Nice, I’ll check it carefully.

dgb2308:09:55

Yeah, it’s very small and simple. But I think it is helpful to think about the implications of such a library, why it is useful to exist, why it becomes more useful the more it is used. It has in some sense an essential relationship to interfaces and traits in (other) languages. And in this particular instance it is also interesting that it’s about communicating errors across boundaries, as in “here is the thing that happened and here is what it means”, very informal and non-enforcing. It’s just about language and information, not mechanism.

mauricio.szabo16:09:25

I do tend to consider a trade-off that's not always obvious: most of the time, I don't interop with external systems that are also Clojure systems. Also, most of the time, I'm working on really small Clojure systems. This translates to lots of translation between external JSON data to internal, and back. On most of the projects I work with, this is not sustainable - a change on schema means touching code that, to be honest, is just moving data around and not doing anything of value.

mauricio.szabo16:09:25

That being said, Pathom did change my view a little bit.
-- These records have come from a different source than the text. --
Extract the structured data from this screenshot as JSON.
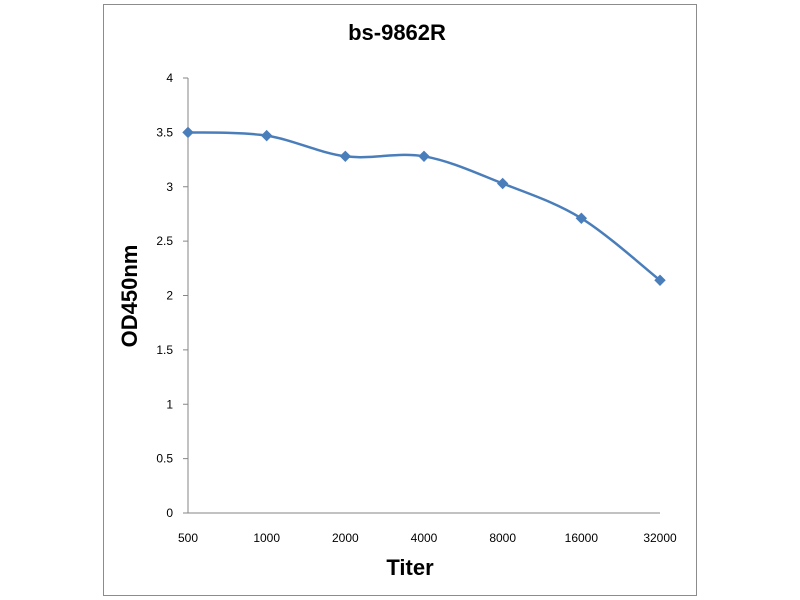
{
  "chart_data": {
    "type": "line",
    "title": "bs-9862R",
    "xlabel": "Titer",
    "ylabel": "OD450nm",
    "categories": [
      "500",
      "1000",
      "2000",
      "4000",
      "8000",
      "16000",
      "32000"
    ],
    "series": [
      {
        "values": [
          3.5,
          3.47,
          3.28,
          3.28,
          3.03,
          2.71,
          2.14
        ]
      }
    ],
    "ylim": [
      0,
      4
    ],
    "yticks": [
      "0",
      "0.5",
      "1",
      "1.5",
      "2",
      "2.5",
      "3",
      "3.5",
      "4"
    ],
    "grid": false,
    "line_color": "#4a7ebb",
    "marker": "diamond"
  }
}
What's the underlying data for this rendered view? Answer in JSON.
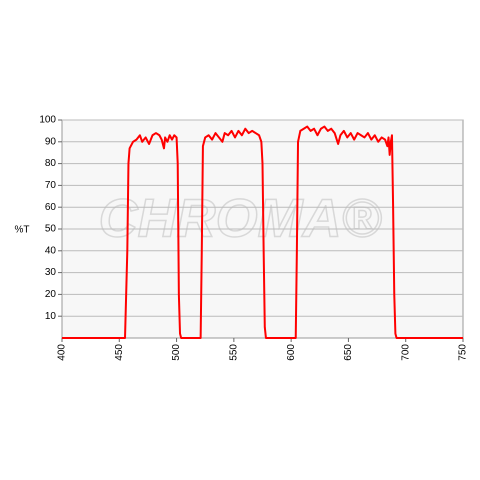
{
  "chart_data": {
    "type": "line",
    "y_label": "%T",
    "watermark": "CHROMA®",
    "color": "#ff0000",
    "grid": true,
    "xlim": [
      400,
      750
    ],
    "xticks": [
      400,
      450,
      500,
      550,
      600,
      650,
      700,
      750
    ],
    "ylim": [
      0,
      100
    ],
    "yticks": [
      10,
      20,
      30,
      40,
      50,
      60,
      70,
      80,
      90,
      100
    ],
    "x": [
      400,
      455,
      457,
      458,
      459,
      462,
      465,
      468,
      470,
      473,
      476,
      479,
      482,
      485,
      487,
      489,
      490,
      492,
      494,
      496,
      498,
      500,
      501,
      502,
      503,
      504,
      521,
      522,
      523,
      525,
      528,
      531,
      534,
      537,
      540,
      542,
      545,
      548,
      551,
      554,
      557,
      560,
      563,
      566,
      569,
      572,
      574,
      575,
      576,
      577,
      578,
      604,
      605,
      606,
      608,
      611,
      614,
      617,
      620,
      623,
      626,
      629,
      632,
      635,
      638,
      641,
      643,
      646,
      649,
      652,
      655,
      658,
      661,
      664,
      667,
      670,
      673,
      676,
      679,
      682,
      684,
      685,
      686,
      687,
      688,
      689,
      690,
      691,
      692,
      750
    ],
    "values": [
      0,
      0,
      40,
      80,
      87,
      90,
      91,
      93,
      90,
      92,
      89,
      93,
      94,
      93,
      91,
      87,
      92,
      90,
      93,
      91,
      93,
      92,
      80,
      20,
      2,
      0,
      0,
      40,
      88,
      92,
      93,
      91,
      94,
      92,
      90,
      94,
      93,
      95,
      92,
      95,
      93,
      96,
      94,
      95,
      94,
      93,
      90,
      80,
      40,
      5,
      0,
      0,
      40,
      90,
      95,
      96,
      97,
      95,
      96,
      93,
      96,
      97,
      95,
      96,
      94,
      89,
      93,
      95,
      92,
      94,
      91,
      94,
      93,
      92,
      94,
      91,
      93,
      90,
      92,
      91,
      88,
      92,
      84,
      90,
      93,
      60,
      20,
      2,
      0,
      0
    ]
  }
}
I still don't use qualified keywords for everything, but I do namespace external payloads over a "big map" like :external/user, for example, with a single value that's the full map. This makes things somewhat easier, and if I do need some more complex transformations, I'll add into a resolver with full qualified keyword

👍 2
marciol18:09:57

Yes @U3Y18N0UC, I think that Luke mentioned it, and seems that it may have more value when building big modular systems, but not much value when building distributed systems that do a lot of communication using external means (http apis/grpc, message queues, etc)

marciol01:09:26

I mean, distributed systems that are composed by tyne services with hundred lines of code at most.